Un muchacho, joven aprendiz de obrador de confitería, vino a Colunga a trabajar en la confitería de Manuel Rodríguez (creo que ese era el nombre) y que, muchos años después, siempre conocimos como «La Portalina».
Ese joven, de nombre FELIX GONZÁLEZ, puso negocio por su cuenta, justo enfrente de su primer trabajo, en lo que después fue «la mercería de Margarita Pis».
Se especializó -así lo anunciaba la prensa asturiana por los años treinta- en empanadas, tartas de almendra, bombones, helados y , en general, en todo tipo de pasteles.
Y, de nuevo pasado el tiempo, llevó su confitería y obrador a los bajos comerciales del edificio neomodernista que vemos en la foto.
Se llamó CONFITERIA DE FELIX GONZÁLEZ.
Y el tiempo siguió su curso.
Y un hijo de Félix, MANUEL GONZÁLEZ VIGIL, moderniza las instalaciones y se adentra, combinando ambas cosas, en la oferta de confitería y cafetería.
La tituló «CONFITERIA-CAFETERIA MAGOVI».
El éxito fue enorme y por sus mesas pasó lo más selecto de la sociedad colunguesa y de veraneo, sin dejar de atender con el mismo cariño y servicio a «los colungueses de toda la vida».
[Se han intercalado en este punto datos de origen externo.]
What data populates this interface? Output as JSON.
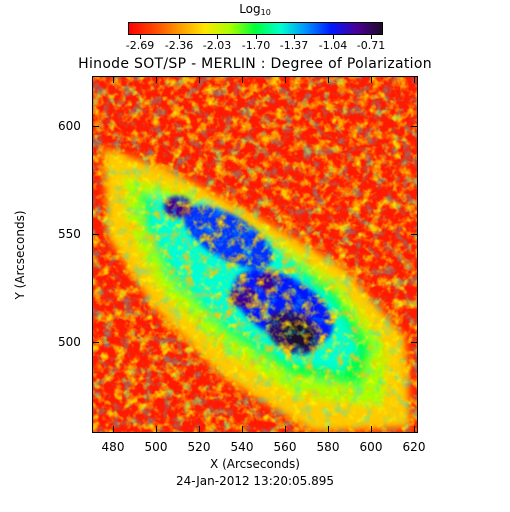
{
  "colorbar": {
    "title": "Log",
    "title_subscript": "10",
    "tick_labels": [
      "-2.69",
      "-2.36",
      "-2.03",
      "-1.70",
      "-1.37",
      "-1.04",
      "-0.71"
    ]
  },
  "plot": {
    "title": "Hinode SOT/SP - MERLIN : Degree of Polarization",
    "x_label": "X (Arcseconds)",
    "y_label": "Y (Arcseconds)",
    "x_ticks": [
      "480",
      "500",
      "520",
      "540",
      "560",
      "580",
      "600",
      "620"
    ],
    "y_ticks": [
      "500",
      "550",
      "600"
    ],
    "timestamp": "24-Jan-2012 13:20:05.895"
  },
  "chart_data": {
    "type": "heatmap",
    "title": "Hinode SOT/SP - MERLIN : Degree of Polarization",
    "xlabel": "X (Arcseconds)",
    "ylabel": "Y (Arcseconds)",
    "colorbar_label": "Log10",
    "color_range": [
      -2.69,
      -0.71
    ],
    "xlim": [
      470,
      622
    ],
    "ylim": [
      458,
      623
    ],
    "colors": [
      "#ff0000",
      "#ff9a00",
      "#ffe600",
      "#00ff3a",
      "#00ffd0",
      "#0018ff",
      "#1e0a2a"
    ]
  }
}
En el obrador, Manolín, un rapaz que, metido en harina, azúcar, mantequilla y masas, elevó la pastelería artesanal a alturas de excelencia.
Pasa el tiempo, ¡otra vez el tiempo!, y CÉSAR CARLOS GONZÁLEZ, ya tercera generación, mantiene íntegramente el negocio de su padre y de su abuelo para, una vez jubilado Manolo «el confitero», destinarlo solamente a cafetería.
Toda una institución en la hostelería colunguesa hasta que hoy -hoy precisamente- cierra sus puertas por motivos de jubilación de César.
FELIX, MANOLO y CESAR.
Cien años de historia en la historia hostelera de Colunga.
En su recuerdo les ofrezco la receta de BIZCOCHO IMPERIAL, que en su día me facilitaron Manolo y César:
Se baten muy bien 3 huevos con 100 gramos de azúcar; después, poco a poco, se incorporan 200 gramos de harina y una cucharada de Royal, y finalmente se agregan 100 gramos de mantequilla prácticamente líquida (como pomada).
Se mezcla todo con cuidado y se lleva a un molde (de forma trapezoidal) engrasado.
Hornea a horno flojo durante unos 20 minutos.
Nuestro recuerdo, con pena; nuestra ilusión, que nuevas manos se aventuren en un exitoso proyecto hostelero.